2020 Mini John Cooper Works Clubman badge detail
2020 Mini John Cooper Works Clubman front interior

2020 Mini John Cooper Works Clubman front three-quarter action

As with Ford’s Focus RS, the combination of over 300 hp and a “hot hatch” makes for a thrilling combination. Like the RS, the JCW comes with all-wheel-drive standard. While I’m sure it is a great help on snow or ice, the “All4” doesn’t have much impact on the racetrack. This is first and foremost a FWD car, which means you trail-brake to slide it and apply throttle to straighten it. When you do so, the inside front wheel will produce visible smoke, even at low triple-digit speeds.
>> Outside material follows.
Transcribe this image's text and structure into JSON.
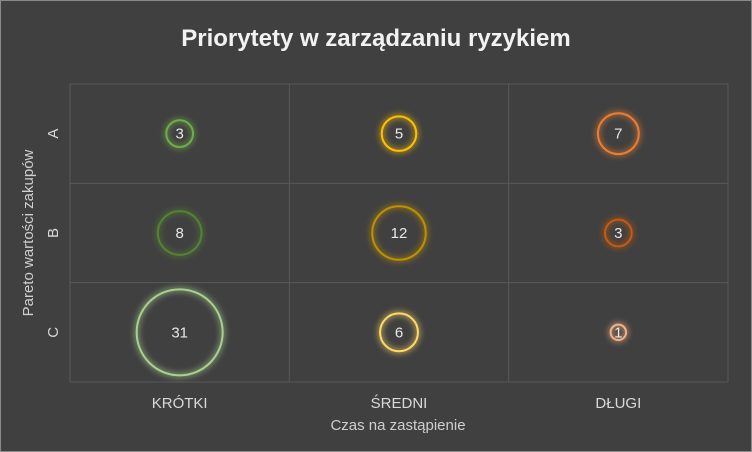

Eventually the rear axles join in on the fun, but by then you’re out of the corner and down the next straight. It’s much more fun than what you get in the “Drift Mode” Focus RS, even though I’m pretty sure the aforementioned fast Ford would cheerfully dust the Clubman JCW around almost any track you could name.

Unfortunately for prospective Clubman purchasers, the fun stops when it’s time to choose gear. The stout 332 lb-ft output of this boosted BMW four means that the six-speed manual that was standard equipment on previous Minis has been replaced by an Aisin-sourced eight-speed automatic. It’s competent enough, but oh boy is it sluggish to respond when you ask for a gear change in the heat of (noncompetitive) track battle. Sometimes you get your change right now, other times it happens once the computer is confident that the stars have properly aligned. If you are already on the ragged edge of the tires, this can be rather exciting; the closest I came to pitching any of BMW’s cars off the track at their annual testing event was when the JCW decided it would give me second gear instead of third going into an off-camber corner, causing an all-hands-on-deck rotation of the rear bumper.
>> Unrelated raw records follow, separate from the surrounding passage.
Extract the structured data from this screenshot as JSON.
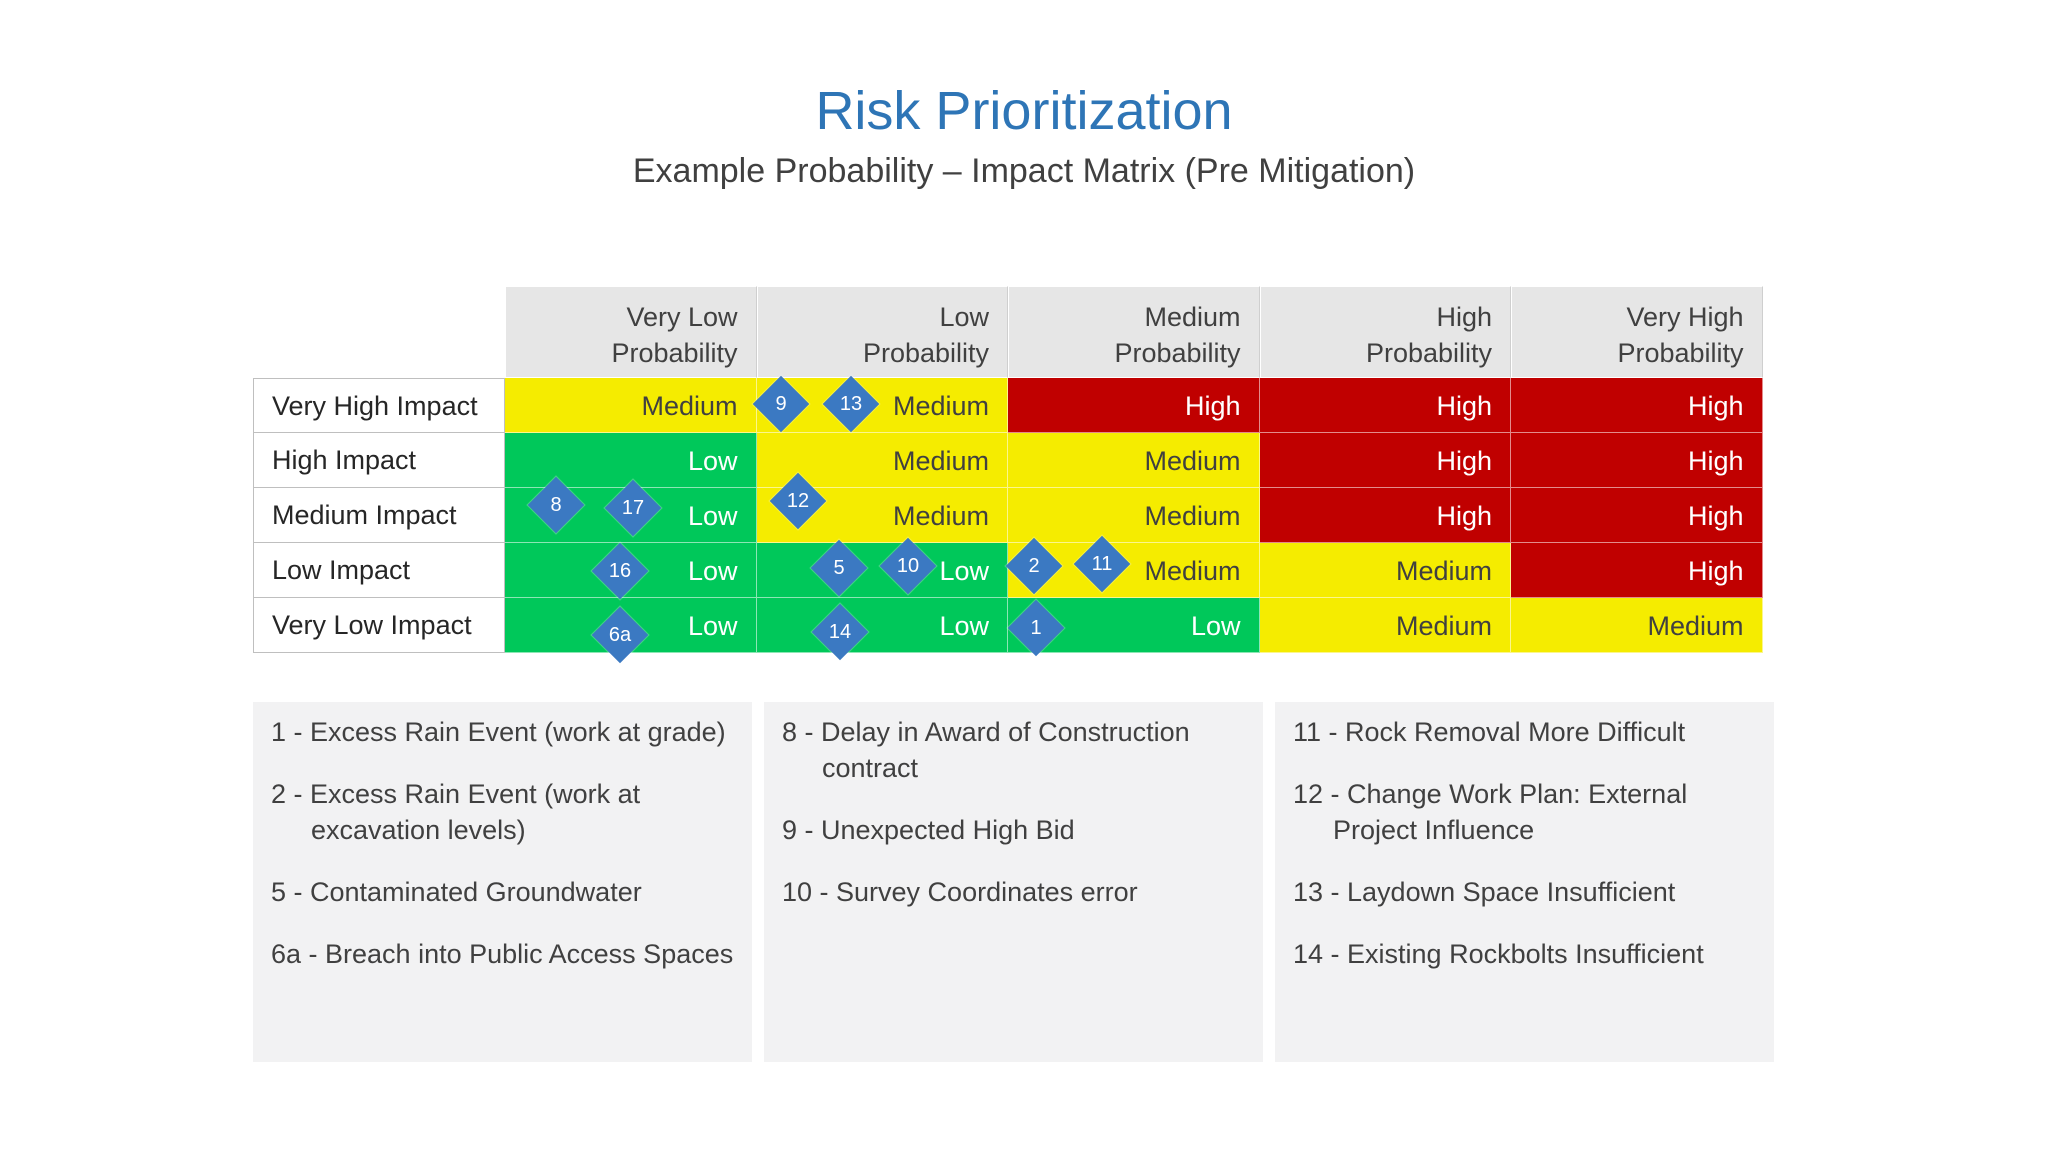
{
  "title": "Risk Prioritization",
  "subtitle": "Example Probability – Impact Matrix (Pre Mitigation)",
  "columns": [
    {
      "line1": "Very Low",
      "line2": "Probability"
    },
    {
      "line1": "Low",
      "line2": "Probability"
    },
    {
      "line1": "Medium",
      "line2": "Probability"
    },
    {
      "line1": "High",
      "line2": "Probability"
    },
    {
      "line1": "Very High",
      "line2": "Probability"
    }
  ],
  "rows": [
    {
      "label": "Very High Impact",
      "cells": [
        "Medium",
        "Medium",
        "High",
        "High",
        "High"
      ]
    },
    {
      "label": "High Impact",
      "cells": [
        "Low",
        "Medium",
        "Medium",
        "High",
        "High"
      ]
    },
    {
      "label": "Medium Impact",
      "cells": [
        "Low",
        "Medium",
        "Medium",
        "High",
        "High"
      ]
    },
    {
      "label": "Low Impact",
      "cells": [
        "Low",
        "Low",
        "Medium",
        "Medium",
        "High"
      ]
    },
    {
      "label": "Very Low Impact",
      "cells": [
        "Low",
        "Low",
        "Low",
        "Medium",
        "Medium"
      ]
    }
  ],
  "level_colors": {
    "Low": "#00c85a",
    "Medium": "#f5ec00",
    "High": "#c00000"
  },
  "marker_color": "#3b79c2",
  "markers": [
    {
      "id": "9",
      "row": 0,
      "col": 0
    },
    {
      "id": "13",
      "row": 0,
      "col": 1
    },
    {
      "id": "8",
      "row": 2,
      "col": 0
    },
    {
      "id": "17",
      "row": 2,
      "col": 0
    },
    {
      "id": "12",
      "row": 2,
      "col": 1
    },
    {
      "id": "16",
      "row": 3,
      "col": 0
    },
    {
      "id": "5",
      "row": 3,
      "col": 1
    },
    {
      "id": "10",
      "row": 3,
      "col": 1
    },
    {
      "id": "2",
      "row": 3,
      "col": 2
    },
    {
      "id": "11",
      "row": 3,
      "col": 2
    },
    {
      "id": "6a",
      "row": 4,
      "col": 0
    },
    {
      "id": "14",
      "row": 4,
      "col": 1
    },
    {
      "id": "1",
      "row": 4,
      "col": 2
    }
  ],
  "legend": [
    [
      "1 - Excess Rain Event (work at grade)",
      "2 - Excess Rain Event (work at excavation levels)",
      "5 - Contaminated Groundwater",
      "6a - Breach into Public Access Spaces"
    ],
    [
      "8 - Delay in Award of Construction contract",
      "9 - Unexpected High Bid",
      "10 - Survey Coordinates error"
    ],
    [
      "11 - Rock Removal More Difficult",
      "12 - Change Work Plan: External Project Influence",
      "13 - Laydown Space Insufficient",
      "14 - Existing Rockbolts Insufficient"
    ]
  ]
}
2020 Mini John Cooper Works Clubman side-profile action

Make this Mini a stick-shift three-door with no rear driveshaft, and the firm would have a serious candidate for Most Thrilling Hot Hatch of the 21st Century. It would be worth every penny of the admittedly daunting $39,500 base price, and it would make the various AWD rally-reps from Ford and Subaru look a bit silly in their seriousness. The good news is that the upcoming JCW Works GP (I know, the names keep getting longer) will offer a slightly tuned-up version of this engine in an even more aggressively-suspended package, without the all-wheel drive. But it will still be an automatic.

If you want to shift for yourself, then you’d better get to your local dealership before the last of the previous models are gone. Simple as that. If you can get over that lack of a third pedal, or if you never cared to begin with, the Clubman JCW has all the right moves, plenty of appealing options, and enough room for three claustrophobia-free friends. In a world of “good enough,” the Clubman JCW is better than that—particularly in a fast corner.